J.B. Mauney walked into the Rose Garden in Portland, Oregon, on February 17, 2006, and sheepishly wheeled his gear bag around the corner of the long hallway and took a turn into the Built Ford Tough Series locker room.
The 19-year-old rookie was getting ready to make his BFTS debut, and who did he see in the locker room looking back at him?
Well, how about eventual three-time World Champion Adriano Moraes, two-time World Champion Chris Shivers and eventual two-time World Champion Justin McBride.
And what did the North Carolina cowboy from Mooresville do that weekend? Mauney just went on to go 3-for-3 and used an 88.25-point ride on Tequila Splash to finish in second place at his debut event.
It has been 10-plus years since James Burton Mauney was that 19-year-old kid attempting to trade blows with Moraes, Shivers and McBride.
Nowadays, the 29-year-old is a two-time World Champion – one of only five riders to win multiple championships in PBR history – and a bonafide superstar. He’s is the old dog in the locker room now, fielding questions from young kids with championships in their eyes wanting their own version of the gold buckle that Mauney wears around his waist.
Specifically, 18-year-old Jess Lockwood.
The PBR’s youngest rider on the Built Ford Tough Series and Mauney are two of the Top 35 bull riders that will be competing at the Broadmoor World Arena on September 24-25.
Mauney and Lockwood – a three-time Montana State High School Rodeo Champion – are separated by 10 years.
Lockwood is one of a slew of PBR young guns making noise this year on the Built Ford Tough Series.
Current world leader Kaique Pacheco (21), 2015 PBR Built Ford Tough World Finals event winner Cooper Davis (22), rookie Derek Kolbaba (20) and Canadian superstar Tanner Byrne (24) are just a few of the next generation of bull riders trying to put a halt to Mauney’s world title defense.
“I was in those young guys’ same situation when I showed up,” Mauney said. “I wanted to whip everybody’s (butt), but now that I have been around here for 10-11 years, I still want to whip everybody’s (butt). They are all really good. They are going to be around for a long, long time – way after I am gone. In bull riding, there is one thing you cannot win, and that is Father Time.”
Despite the strong young guns class, the road to the 2016 World Championship still goes through Mauney.
The future PBR Hall of Famer leads all active riders with 69 career 90-point rides as of Aug. 25 and he taught the young Lockwood a lesson two weeks ago in Nashville by eliminating him from the 36-rider tournament with an 87.5-point ride on Alligator Arms.
Mauney is currently second in the world standings and leads the PBR with a 55.55-percent riding percentage.

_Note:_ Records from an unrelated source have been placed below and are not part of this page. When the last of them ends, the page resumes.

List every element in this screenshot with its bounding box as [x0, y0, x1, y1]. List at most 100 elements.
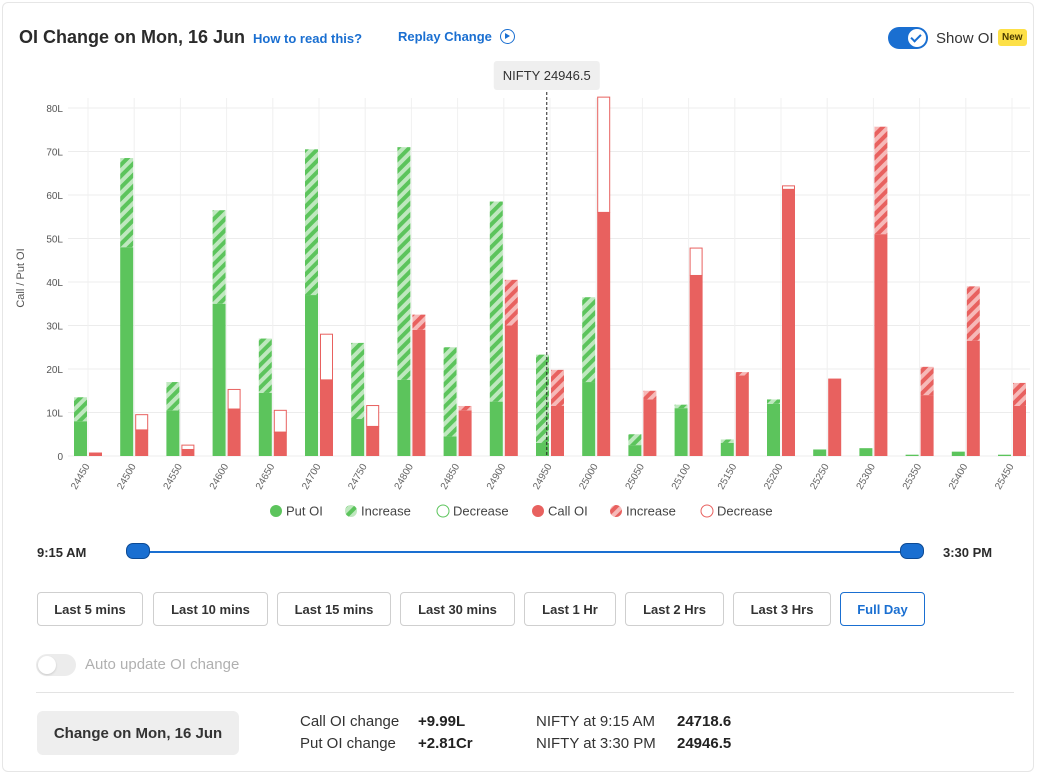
call-oi-decrease-bar: [135, 414, 149, 431]
call-oi-increase-bar: [735, 372, 749, 376]
last-5-mins-button[interactable]: Last 5 mins: [37, 592, 143, 626]
last-10-mins-button[interactable]: Last 10 mins: [153, 592, 268, 626]
last-1-hr-button[interactable]: Last 1 Hr: [524, 592, 616, 626]
time-slider-start-handle[interactable]: [126, 543, 150, 559]
call-oi-bar: [689, 275, 703, 456]
nifty-tooltip-box: [493, 61, 600, 90]
x-tick-label: 24700: [300, 462, 324, 492]
call-oi-bar: [273, 432, 287, 456]
play-circle-icon: [499, 29, 515, 44]
auto-update-toggle[interactable]: [36, 654, 76, 676]
call-oi-bar: [181, 449, 195, 456]
call-oi-bar: [504, 325, 518, 456]
replay-label: Replay Change: [398, 29, 492, 44]
x-tick-label: 25100: [670, 462, 694, 492]
legend-label: Decrease: [717, 504, 773, 519]
call-oi-bar: [643, 399, 657, 456]
last-3-hrs-button[interactable]: Last 3 Hrs: [733, 592, 831, 626]
call-oi-bar: [874, 234, 888, 456]
y-tick-label: 30L: [46, 322, 63, 333]
legend-marker: [436, 504, 450, 518]
x-tick-label: 24450: [69, 462, 93, 492]
call-oi-decrease-bar: [227, 388, 241, 410]
show-oi-label: Show OI: [936, 30, 994, 47]
page-title: OI Change on Mon, 16 Jun: [19, 27, 246, 47]
call-oi-bar: [920, 395, 934, 456]
put-oi-bar: [998, 454, 1011, 456]
x-tick-label: 25050: [624, 462, 648, 492]
check-icon: [908, 29, 926, 47]
legend-label: Increase: [626, 504, 676, 519]
legend-marker: [700, 504, 714, 518]
divider: [36, 692, 1014, 693]
put-oi-bar: [628, 445, 642, 456]
put-oi-increase-bar: [536, 354, 549, 443]
call-oi-bar: [227, 409, 241, 456]
put-oi-bar: [489, 401, 503, 456]
call-oi-bar: [1013, 405, 1026, 456]
x-tick-label: 25250: [808, 462, 832, 492]
put-oi-increase-bar: [674, 404, 688, 409]
x-tick-label: 25200: [762, 462, 786, 492]
call-oi-increase-bar: [1013, 382, 1026, 406]
legend-label: Decrease: [453, 504, 509, 519]
last-30-mins-button[interactable]: Last 30 mins: [400, 592, 515, 626]
end-time-label: 3:30 PM: [943, 545, 993, 560]
new-badge: New: [998, 29, 1027, 46]
put-oi-increase-bar: [767, 399, 780, 404]
x-tick-label: 24850: [439, 462, 463, 492]
put-oi-change-value: +2.81Cr: [418, 735, 473, 752]
put-oi-bar: [767, 403, 780, 456]
call-oi-increase-bar: [920, 366, 934, 396]
replay-change-link[interactable]: Replay Change: [398, 29, 515, 44]
last-2-hrs-button[interactable]: Last 2 Hrs: [625, 592, 724, 626]
put-oi-bar: [859, 448, 873, 456]
put-oi-increase-bar: [582, 297, 596, 383]
x-tick-label: 24600: [208, 462, 232, 492]
legend-label: Increase: [361, 504, 411, 519]
legend-label: Call OI: [548, 504, 588, 519]
y-tick-label: 80L: [46, 104, 63, 115]
call-oi-bar: [551, 405, 564, 456]
y-tick-label: 40L: [46, 278, 63, 289]
call-oi-bar: [412, 329, 426, 456]
call-oi-increase-bar: [412, 314, 426, 330]
put-oi-bar: [351, 419, 365, 456]
call-oi-decrease-bar: [782, 185, 795, 190]
put-oi-bar: [536, 442, 549, 456]
put-oi-bar: [397, 379, 411, 456]
put-oi-increase-bar: [258, 338, 272, 393]
nifty-open-value: 24718.6: [677, 713, 732, 730]
full-day-button[interactable]: Full Day: [840, 592, 925, 626]
change-on-date-button[interactable]: Change on Mon, 16 Jun: [37, 711, 239, 755]
call-oi-increase-bar: [643, 390, 657, 400]
y-tick-label: 70L: [46, 148, 63, 159]
put-oi-bar: [166, 410, 180, 456]
x-tick-label: 24650: [254, 462, 278, 492]
x-tick-label: 25300: [855, 462, 879, 492]
x-tick-label: 24900: [485, 462, 509, 492]
oi-bar-chart: 0 10L 20L 30L 40L 50L 60L 70L 80L Call / Put OI 24…: [15, 61, 1030, 519]
call-oi-decrease-bar: [181, 444, 195, 450]
last-15-mins-button[interactable]: Last 15 mins: [277, 592, 391, 626]
put-oi-bar: [212, 303, 226, 456]
y-axis-label: Call / Put OI: [15, 248, 27, 307]
time-slider-end-handle[interactable]: [900, 543, 924, 559]
how-to-read-link[interactable]: How to read this?: [253, 31, 363, 46]
x-tick-label: 24500: [115, 462, 139, 492]
put-oi-bar: [905, 454, 919, 456]
call-oi-decrease-bar: [689, 247, 703, 276]
call-oi-change-label: Call OI change: [300, 713, 400, 730]
legend-label: Put OI: [286, 504, 323, 519]
put-oi-bar: [720, 442, 734, 456]
call-oi-bar: [966, 340, 980, 456]
x-tick-label: 25400: [947, 462, 971, 492]
show-oi-toggle[interactable]: [888, 27, 928, 49]
put-oi-increase-bar: [489, 201, 503, 402]
x-tick-label: 25150: [716, 462, 740, 492]
time-slider-track[interactable]: [138, 551, 912, 553]
call-oi-bar: [735, 375, 749, 456]
put-oi-increase-bar: [351, 342, 365, 420]
call-oi-increase-bar: [551, 369, 564, 406]
put-oi-increase-bar: [720, 439, 734, 443]
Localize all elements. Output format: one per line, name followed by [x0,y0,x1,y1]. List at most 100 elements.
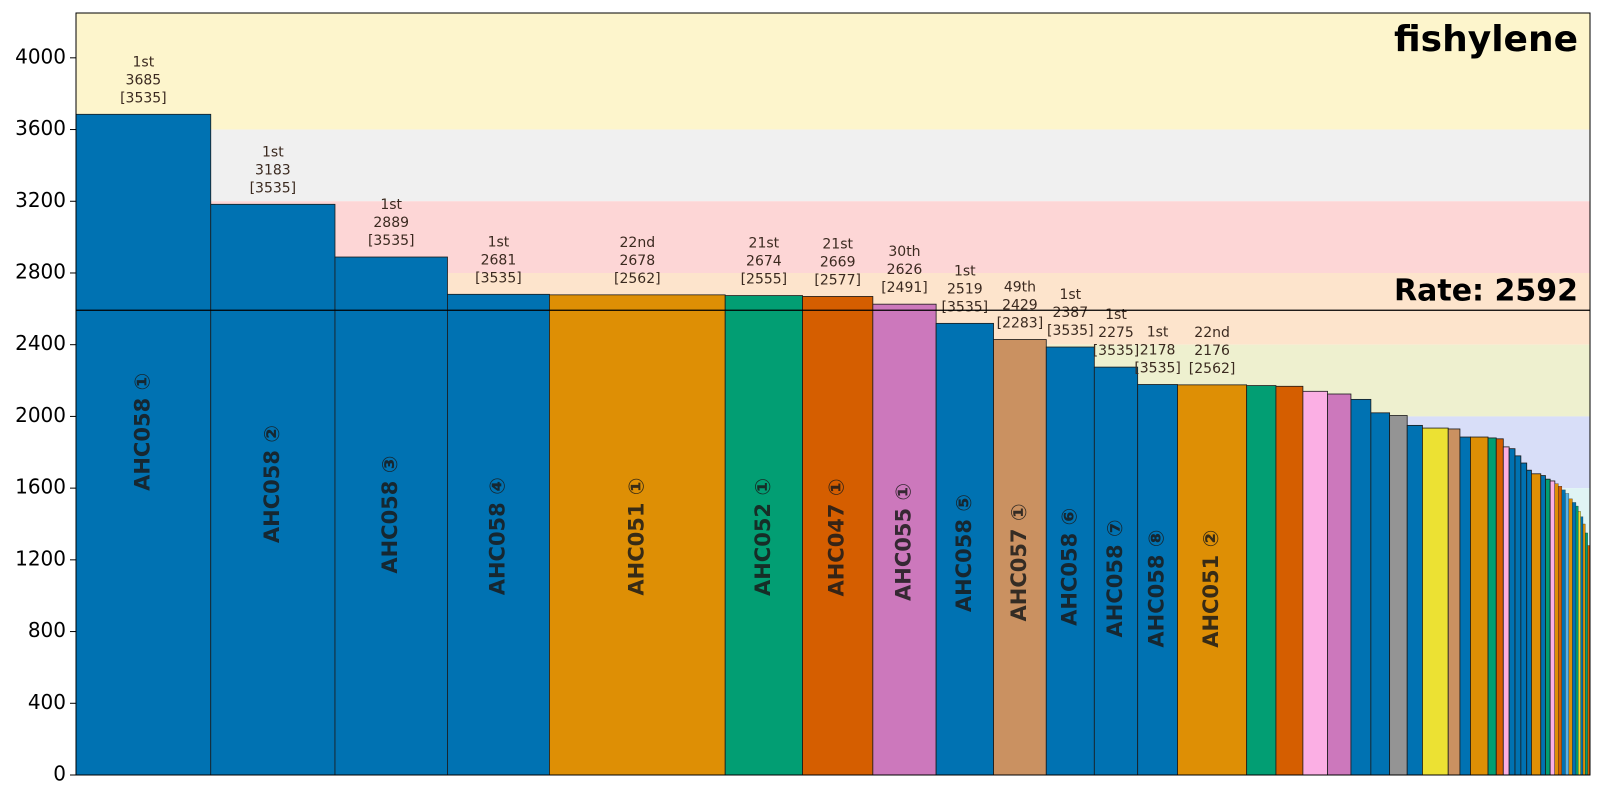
bar-annotation: [3535] [1134,360,1181,376]
bar-annotation: 2519 [947,281,983,297]
bar [1045,346,1095,776]
bar-label: AHC055 ① [891,483,915,601]
bar-annotation: 2387 [1052,305,1088,321]
bar-annotation: 1st [488,234,510,250]
bars [75,113,1591,776]
rate-label: Rate: 2592 [1394,273,1578,308]
y-tick-label: 1600 [15,475,66,499]
bar [1327,393,1352,776]
y-tick-label: 2000 [15,403,66,427]
bar-label: AHC051 ① [624,477,648,595]
bar-annotation: 2889 [373,215,409,231]
bar-annotation: 2678 [619,253,655,269]
bar [1565,493,1570,776]
bar [1406,424,1423,776]
bar-annotation: 1st [380,197,402,213]
bar-annotation: 1st [1105,307,1127,323]
plot-frame [75,12,1591,776]
bar [1531,473,1542,776]
bar-label: AHC047 ① [825,478,849,596]
bar [1137,384,1178,776]
bar-label: AHC057 ① [1007,503,1031,621]
y-tick-label: 3600 [15,116,66,140]
bar-annotation: 49th [1004,279,1036,295]
bar-label: AHC058 ③ [378,455,402,573]
bar-label: AHC051 ② [1199,530,1223,648]
bar-annotation: [3535] [1093,343,1140,359]
bar [1459,436,1471,776]
bar-annotation: [2562] [1189,361,1236,377]
bar [1585,532,1588,776]
bar [1487,437,1497,776]
bar-label: AHC058 ④ [485,477,509,595]
bar-annotation: 22nd [620,235,656,251]
bar-annotation: [2491] [881,280,928,296]
y-tick-label: 3200 [15,188,66,212]
bar-annotation: 3685 [126,72,162,88]
bar-annotation: 1st [1059,287,1081,303]
bar-annotation: 1st [954,263,976,279]
bar [75,113,212,776]
bar [1502,446,1510,776]
bar [447,293,550,776]
bar [1470,436,1489,776]
bar-label: AHC058 ⑧ [1145,529,1169,647]
bar [1508,448,1516,776]
bar-annotation: [2577] [814,272,861,288]
bar [1093,366,1139,776]
bar-annotation: 1st [1147,324,1169,340]
bar [1246,385,1277,776]
y-tick-label: 1200 [15,546,66,570]
bar [1549,480,1556,776]
bar-annotation: 22nd [1194,325,1230,341]
chart-title: fishylene [1394,19,1578,60]
bar-annotation: [2562] [614,271,661,287]
bar [724,295,803,776]
bar [1275,385,1304,776]
y-tick-label: 800 [28,618,66,642]
bar-annotation: [3535] [368,233,415,249]
bar [1514,455,1522,776]
bar [1526,469,1532,776]
bar-annotation: [3535] [120,90,167,106]
bar [1350,398,1372,776]
bar-label: AHC058 ⑥ [1057,508,1081,626]
bar [802,296,874,776]
y-axis: 0 400 800 1200 1600 2000 2400 2800 3200 3600 4000 [15,44,76,786]
bar [1582,523,1586,776]
bar-label: AHC058 ⑦ [1103,519,1127,637]
bar-annotation: 2178 [1140,342,1176,358]
y-tick-label: 400 [28,690,66,714]
bar [993,339,1047,776]
bar [1422,427,1449,776]
bar-annotation: 1st [133,54,155,70]
bar [1578,511,1581,776]
background-band [76,13,1590,130]
bar [1540,475,1546,776]
bar-label: AHC052 ① [751,478,775,596]
bar [1370,412,1391,776]
bar-label: AHC058 ⑤ [952,494,976,612]
bar-annotations: 1st 3685 [3535] 1st 3183 [3535] 1st 2889 [3535] 1… [120,54,1235,377]
bar-annotation: 2429 [1002,297,1038,313]
bar-annotation: [3535] [942,299,989,315]
bar [872,303,937,776]
bar [1575,505,1579,776]
bar [1554,483,1559,776]
bar [1520,462,1528,776]
y-tick-label: 2800 [15,259,66,283]
bar-annotation: 2626 [887,262,923,278]
bar-annotation: [2555] [741,272,788,288]
bar [1561,489,1566,776]
bar-annotation: 30th [888,244,920,260]
bar-labels: AHC058 ① AHC058 ② AHC058 ③ AHC058 ④ AHC051 ①… [130,373,1223,648]
bar [1545,478,1551,776]
bar [1572,502,1577,776]
bar-annotation: 21st [749,236,780,252]
bar [1177,384,1248,776]
y-tick-label: 2400 [15,331,66,355]
bar [1302,390,1328,776]
y-tick-label: 0 [53,762,66,786]
bar-annotation: [2283] [997,315,1044,331]
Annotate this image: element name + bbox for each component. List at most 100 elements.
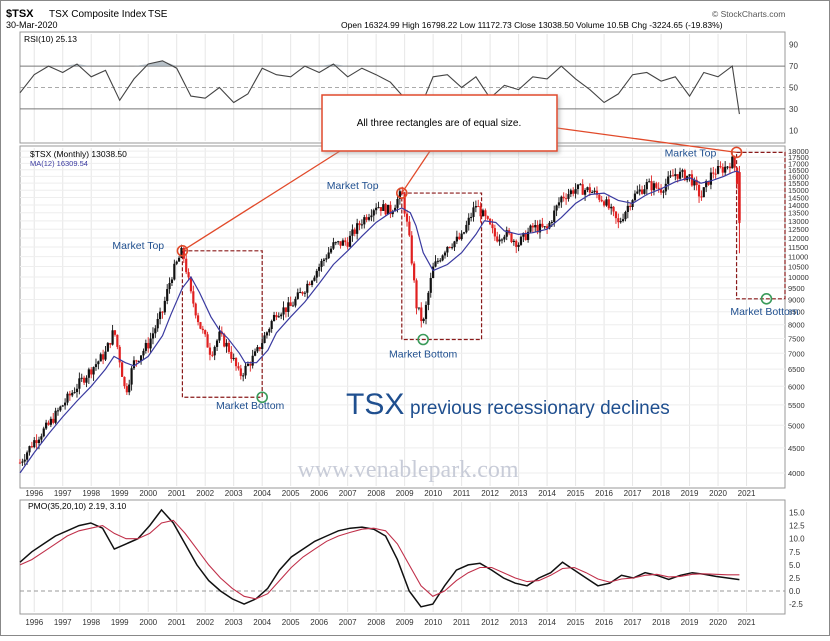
price-candle-body: [109, 343, 112, 345]
price-candle-body: [548, 222, 551, 229]
y-tick-label-pmo: 15.0: [789, 508, 805, 517]
price-candle-body: [643, 189, 646, 194]
price-candle-body: [130, 368, 133, 385]
price-candle-body: [18, 462, 22, 464]
ma-line: [19, 170, 740, 474]
price-candle-body: [358, 223, 361, 226]
x-tick-label-pmo: 2020: [709, 618, 727, 627]
x-tick-label-price: 2018: [652, 489, 670, 498]
price-candle-body: [175, 261, 178, 264]
price-candle-body: [71, 392, 74, 396]
y-tick-label-price: 10500: [788, 263, 809, 272]
x-tick-label-price: 2000: [139, 489, 157, 498]
price-candle-body: [377, 207, 380, 209]
price-candle-body: [123, 376, 126, 387]
callout-box: [321, 94, 558, 152]
x-tick-label-pmo: 2005: [282, 618, 300, 627]
price-candle-body: [726, 166, 729, 168]
price-candle-body: [251, 355, 254, 366]
price-candle-body: [166, 289, 169, 301]
price-candle-body: [201, 328, 204, 331]
price-candle-body: [351, 229, 354, 236]
price-candle-body: [657, 187, 660, 189]
y-tick-label-price: 5500: [788, 401, 805, 410]
price-candle-body: [669, 175, 672, 177]
price-candle-body: [104, 351, 107, 360]
y-tick-label-price: 17500: [788, 153, 809, 162]
price-candle-body: [68, 393, 71, 396]
price-candle-body: [120, 362, 124, 377]
price-candle-body: [394, 207, 397, 212]
y-tick-label-price: 9000: [788, 296, 805, 305]
price-candle-body: [441, 255, 444, 261]
price-candle-body: [629, 205, 632, 208]
price-candle-body: [75, 388, 79, 393]
header-symbol: $TSX: [6, 8, 34, 20]
price-candle-body: [132, 360, 136, 369]
price-candle-body: [237, 366, 240, 369]
price-candle-body: [605, 199, 608, 206]
price-candle-body: [320, 260, 323, 267]
price-candle-body: [707, 180, 710, 185]
y-tick-label-pmo: 0.0: [789, 587, 801, 596]
price-candle-body: [681, 170, 684, 172]
price-candle-body: [144, 342, 147, 351]
price-candle-body: [249, 363, 252, 366]
price-candle-body: [678, 171, 682, 179]
price-candle-body: [40, 436, 43, 440]
market-top-marker: [176, 245, 189, 257]
price-candle-body: [303, 292, 307, 294]
axis-ticks: 1996 1996 1997 1997 1998 1998 1999 1999 2000 2000…: [25, 41, 809, 627]
price-candle-body: [652, 183, 656, 191]
price-candle-body: [638, 189, 641, 192]
x-tick-label-pmo: 2007: [339, 618, 357, 627]
price-candle-body: [671, 175, 675, 177]
x-tick-label-pmo: 1998: [82, 618, 100, 627]
price-candle-body: [85, 377, 88, 383]
price-candle-body: [586, 187, 589, 191]
header-exchange: TSE: [148, 9, 168, 20]
price-candle-body: [735, 167, 739, 184]
price-candle-body: [125, 386, 128, 393]
price-candle-body: [35, 440, 38, 444]
price-label: $TSX (Monthly) 13038.50: [30, 149, 127, 159]
y-tick-label-price: 14500: [788, 193, 809, 202]
price-candle-body: [244, 365, 247, 376]
price-candle-body: [498, 239, 501, 242]
price-candle-body: [33, 440, 36, 448]
x-tick-label-pmo: 2011: [453, 618, 471, 627]
pmo-series: [19, 508, 740, 608]
price-candle-body: [415, 280, 418, 309]
x-tick-label-price: 2011: [453, 489, 471, 498]
rsi-series: [19, 60, 740, 115]
price-candle-body: [448, 246, 451, 248]
price-candle-body: [633, 193, 637, 201]
price-candle-body: [688, 174, 691, 176]
price-candle-body: [372, 210, 375, 216]
price-candle-body: [693, 179, 696, 186]
price-candle-body: [78, 378, 81, 389]
price-candle-body: [158, 311, 162, 319]
price-candle-body: [204, 330, 207, 335]
price-candle-body: [180, 248, 183, 258]
price-candle-body: [583, 190, 587, 195]
price-candle-body: [375, 207, 378, 211]
price-candle-body: [30, 446, 33, 448]
price-candle-body: [553, 210, 556, 222]
price-candle-body: [396, 198, 399, 208]
price-candle-body: [106, 343, 109, 352]
x-tick-label-pmo: 2000: [139, 618, 157, 627]
price-candle-body: [477, 206, 480, 208]
price-candle-body: [28, 446, 31, 453]
price-candle-body: [147, 342, 150, 349]
price-candle-body: [714, 173, 717, 175]
price-candle-body: [313, 277, 316, 281]
price-candle-body: [365, 217, 368, 220]
pmo-line: [19, 508, 740, 608]
y-tick-label-price: 11000: [788, 253, 808, 262]
market-bottom-label: Market Bottom: [216, 400, 285, 412]
price-candle-body: [648, 181, 651, 183]
price-candle-body: [218, 331, 221, 341]
price-candle-body: [268, 329, 271, 333]
price-candle-body: [346, 242, 349, 247]
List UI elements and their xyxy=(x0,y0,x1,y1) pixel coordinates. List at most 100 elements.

He also leads the PBR with three 15/15 Bucking Battles victories.
Shoot, Lockwood was only nine years old when Mauney was qualifying for his first Built Ford Tough World Finals in 2006.
“Everybody has been watching Jess Lockwood,” Mauney said. “He rides really good. It looks like he is taking it all in stride. The little kid showed me a picture of me and him. I don’t know what year it was, but he was in middle school. He took it with me in the locker room and I was already in the hallway at Billings.
Mauney pauses with a laugh, before adding, “I was like, ‘How old were you? And he told me. And I said, ‘Eat (it).’”
Lockwood made his BFTS debut this year in Sioux Falls, South Dakota. He has already won a BFTS event (Billings, Montana) and barely has as many qualified rides (11) as Mauney does years of PBR service (11).
“He is the best bull rider in the world,” Lockwood said. “I just have to do my part. That is all I can do. I am not worrying about him. He is just another guy that can ride a bull, but a lot better than anyone else.”
This year has been a whirlwind for the Volborg, Montana bull rider. He just recently graduated from high school, and moved in to PBR Director of Livestock Cody Lambert’s ranch. This time last year, he was sitting on his couch watching the PBR on TV.
“I was watching (PBR) on TV and dreamed of being here,” Lockwood said. “Now that I am here, it is pretty awesome to throw my bag right next to J.B. and all of the other guys growing up.”